Par HASARD, le pneumologue a consulté mes anciens bilans sanguins et il a cru détecter une anomalie dans les résultats. Il m’a alors fait passer des tests sanguins plus poussés et m’a avisée que les résultats prendraient environ 1 mois avant d’être connus.

Deux semaines plus tard, je faisais une deuxième thrombophlébite avec embolie pulmonaire. Cette fois-là, je savais ce qui se passait. La douleur dans ma jambe ne laissait aucun doute. Débutée un samedi, la phlébite m’inquiétait énormément mais j’étais prise dans un congrès à l’extérieur de la ville durant tout le weekend. Dès le lundi matin, j’ai été me faire examiner à l’urgence. On m’a dit que c’était un phlébite superficielle, de surveiller le tout et de revenir à l’hôpital si des malaises se faisaient sentir. Durant les jours et nuits suivants, j’ai vécu l’horreur, convaincue que je ne me réveillerais pas, qu’une embolie m’emporterait. Le jeudi matin, à mon travail, j’ai avisé mon patron que je quittais pour l’hôpital, que j’étais trop inquiète. Un bénévole est venu me reconduire.

Une fois rendu à l’urgence, on n’a pas semblé très disposé à prendre mes craintes au sérieux. Puis, un urgentologue m’a examinée et interrogée. Il m’a demandé, entre autre, si je ressentais un serrement dans la poitrine, semblable à de l’angoisse. Je lui ai répondu que, oui, j’étais angoissée, et que, oui, je ressentais un serrement. Mais était-ce pour autant une embolie ? Je ne le savais pas… Tout de suite, il m’a prise au sérieux et m’a fait entrer dans l’urgence pour me stabiliser (moniteur cardiaque, anticoagulation par héparine, puis examen pulmonaire (Taco), qui a confirmé que j’avais plusieurs caillots au poumon droit.)

J’ai passé 24h à l’urgence et on m’a appris qu’en raison de ces 2 thrombophlébites avec embolies, je serais désormais anticoagulée pour le reste de mes jours. J’ai beaucoup pleuré et je me suis apitoyée, en grande partie parce que je savais que ma carrière de « cavalière » (équitation classique) était compromise, pour ne pas dire terminée…

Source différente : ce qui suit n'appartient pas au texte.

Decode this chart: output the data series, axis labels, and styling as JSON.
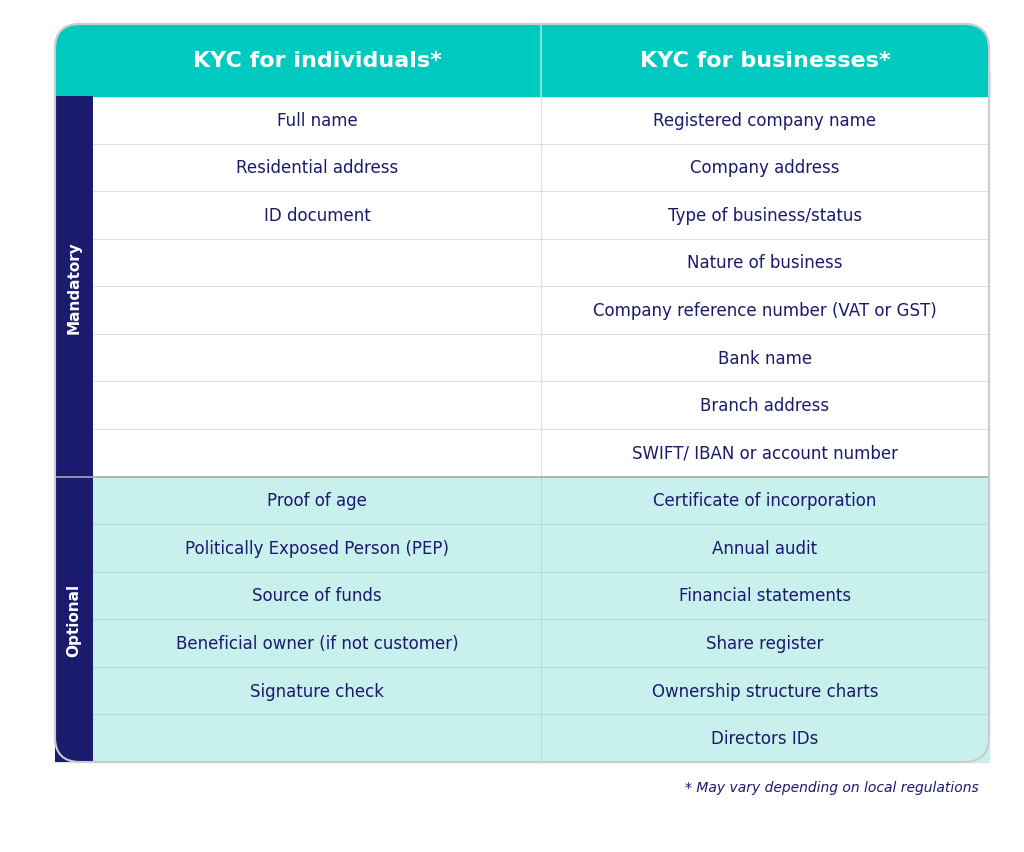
{
  "header": {
    "col1": "KYC for individuals*",
    "col2": "KYC for businesses*",
    "bg_color": "#00C9C0",
    "text_color": "#FFFFFF",
    "font_size": 16
  },
  "mandatory_rows": {
    "label": "Mandatory",
    "col1": [
      "Full name",
      "Residential address",
      "ID document",
      "",
      "",
      "",
      "",
      ""
    ],
    "col2": [
      "Registered company name",
      "Company address",
      "Type of business/status",
      "Nature of business",
      "Company reference number (VAT or GST)",
      "Bank name",
      "Branch address",
      "SWIFT/ IBAN or account number"
    ],
    "bg_color": "#FFFFFF",
    "text_color": "#1a1a6e",
    "line_color": "#e0e0e0"
  },
  "optional_rows": {
    "label": "Optional",
    "col1": [
      "Proof of age",
      "Politically Exposed Person (PEP)",
      "Source of funds",
      "Beneficial owner (if not customer)",
      "Signature check",
      ""
    ],
    "col2": [
      "Certificate of incorporation",
      "Annual audit",
      "Financial statements",
      "Share register",
      "Ownership structure charts",
      "Directors IDs"
    ],
    "bg_color": "#c8f0ec",
    "text_color": "#1a1a6e",
    "line_color": "#b0ddd8"
  },
  "footnote": "* May vary depending on local regulations",
  "footnote_color": "#1a1a6e",
  "sidebar_color": "#1a1a6e",
  "sidebar_text_color": "#FFFFFF",
  "outer_bg": "#FFFFFF",
  "table_border_color": "#d0d0d0",
  "cell_text_fontsize": 12,
  "sidebar_fontsize": 11
}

Suite à tout cela, on a découvert que j’avais une maladie du sang génétique, héréditaire et incurable, le déficit en Protéine C. En résumé, mon sang a un défaut, il produit des caillots. Ce défaut du sang occasionne des embolies, mais cause également des fausse-couches car ces « caillots » bloquent les vaisseaux sanguins qui alimentent le placenta. Et si le bébé survit, il risque d’être de petit poids car il n’aura pas été bien alimenté. Bien entendu, les risques de phlébites sont accrus pour la mère, sans compter les autres complications possibles…

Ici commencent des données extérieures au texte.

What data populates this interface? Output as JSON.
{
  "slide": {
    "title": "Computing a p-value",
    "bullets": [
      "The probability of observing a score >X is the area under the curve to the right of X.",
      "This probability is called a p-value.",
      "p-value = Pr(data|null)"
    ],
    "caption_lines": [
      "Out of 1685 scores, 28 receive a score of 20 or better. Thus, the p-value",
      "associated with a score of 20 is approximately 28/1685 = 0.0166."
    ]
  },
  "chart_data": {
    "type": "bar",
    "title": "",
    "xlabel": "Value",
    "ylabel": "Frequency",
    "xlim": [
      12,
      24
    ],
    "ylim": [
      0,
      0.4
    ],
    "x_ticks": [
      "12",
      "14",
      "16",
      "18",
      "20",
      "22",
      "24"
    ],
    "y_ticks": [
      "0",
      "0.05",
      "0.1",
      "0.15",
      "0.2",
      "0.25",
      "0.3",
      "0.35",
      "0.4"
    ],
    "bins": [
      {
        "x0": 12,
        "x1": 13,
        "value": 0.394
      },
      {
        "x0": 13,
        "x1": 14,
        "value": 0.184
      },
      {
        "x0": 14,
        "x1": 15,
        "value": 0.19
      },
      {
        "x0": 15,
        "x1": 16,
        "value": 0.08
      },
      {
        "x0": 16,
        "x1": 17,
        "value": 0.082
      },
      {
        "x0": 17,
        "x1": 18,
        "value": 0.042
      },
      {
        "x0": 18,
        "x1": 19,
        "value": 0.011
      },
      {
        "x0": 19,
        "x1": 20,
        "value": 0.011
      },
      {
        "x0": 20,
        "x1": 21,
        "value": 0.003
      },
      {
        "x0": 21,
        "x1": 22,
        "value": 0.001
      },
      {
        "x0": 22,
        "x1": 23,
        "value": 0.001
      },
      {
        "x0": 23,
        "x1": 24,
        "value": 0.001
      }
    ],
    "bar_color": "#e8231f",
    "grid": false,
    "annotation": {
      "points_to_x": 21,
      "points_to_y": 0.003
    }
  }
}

Aujourd’hui, en 2012, je suis toujours anticoagulée par héparine, j’ai repris l’équitation, mais je n’ai toujours pas d’enfants. Certains médecins m’ont dit que la vie m’avait sauvée 2 fois, de ne pas prendre de risque inconsidéré. D’autres m’ont dit de ne pas avoir peur, d’avoir une belle grossesse sans inquiétude.

Qui dit vrai ?

En attendant, je remercie la vie chaque jour de m’avoir laissé des chances, et je tâche d’apprécier les petits bonheurs qui se présentent.